EXCLUSIVE: 24 Hours in A&E producer The Garden has scored a major blue-chip documentary series on global childhood development for ITV.

The producer is making primetime series Planet Child for the broadcaster, a three-part series that has been in the making for two years. It will present a series of scientific experiments looking at the ways a new generation experience life across Britain and the world today.

The show, which will air later this year, is fronted by twin doctors Chris and Xand Van Tulleken, who present CBBC series Operation Ouch. It will observe children in Japan, Africa and America, living in locations as extreme as mega-cities and deserts and sets out to compare and contrast their development to children across Britain. It will explore risk-taking, independence, morality and gender awareness in a range of scenarios for kids between four and seven.

The three-part series was commissioned by ITV’s Head of Factual Entertainment Sue Murphy and Factual Commissioner Nicola Lloyd and is exec produced by Chloë Solomon and Teresa Watkins.

ITV Studios Global Entertainment are distributing the series internationally and will launch it at Mip TV next week.

The Garden, which was set up by Magnus Temple and Nick Curwin, is now run by Temple as CEO with ex-BBC Films exec Nicola Hill as MD and former Channel 4 exec John Hay as Chief Creative Officer. It was sold to ITV in 2013.

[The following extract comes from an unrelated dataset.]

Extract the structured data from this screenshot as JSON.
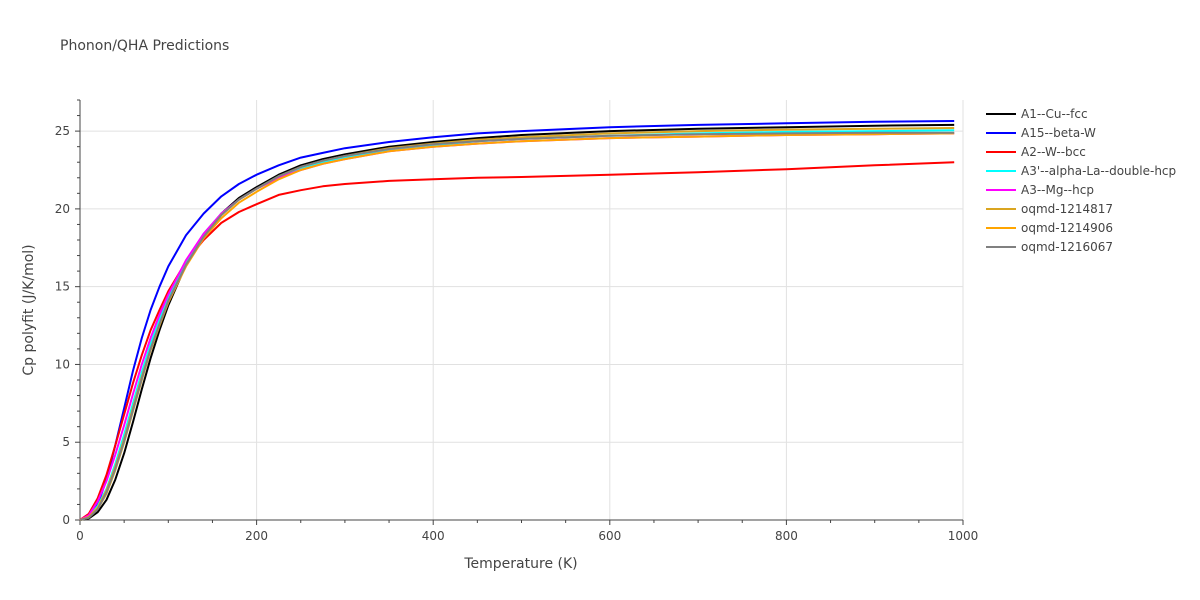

The company makes series including C4’s 24 Hours in Police Custody and Channel 5’s Operation: Live in addition to the long-running format 24 Hours in A&E.

Xand Van Tulleken said, “It feels to me like it’s wildlife, but for people. You’re seeing children almost in their natural habitat. You’re seeing what happens if there’s no interference and that’s very lovely because we all might wonder how we would have behaved given a bit more freedom and anyone who’s a parent wonders what would happen if they stood back a lot further.”

ITV’s Lloyd said, “This is the first generation of children growing up in the technology age. It’s a long way from the stone age to the phone age, so it feels like the perfect time to take a bold look at the development of children in Britain and compare them to children in other cultures across the world. The results are fascinating and as a parent I’ll never look at my two year old in the same light again.”

The Garden’s Head of Popular Factual Chloë Solomon added, “Featuring children from around the world, the series offers an ambitious global perspective on the way we raise our children and, through a series of experiments with British kids, asks us to consider whether we are getting the balance right for this generation. From the jaw-dropping freedom offered to a Japanese seven-year-old as he travels across Tokyo alone, or the confident handing of a machete by a three-year-old in Namibia, the series explores how much children are capable of and what we can learn about growing up in modern Britain, from elsewhere.”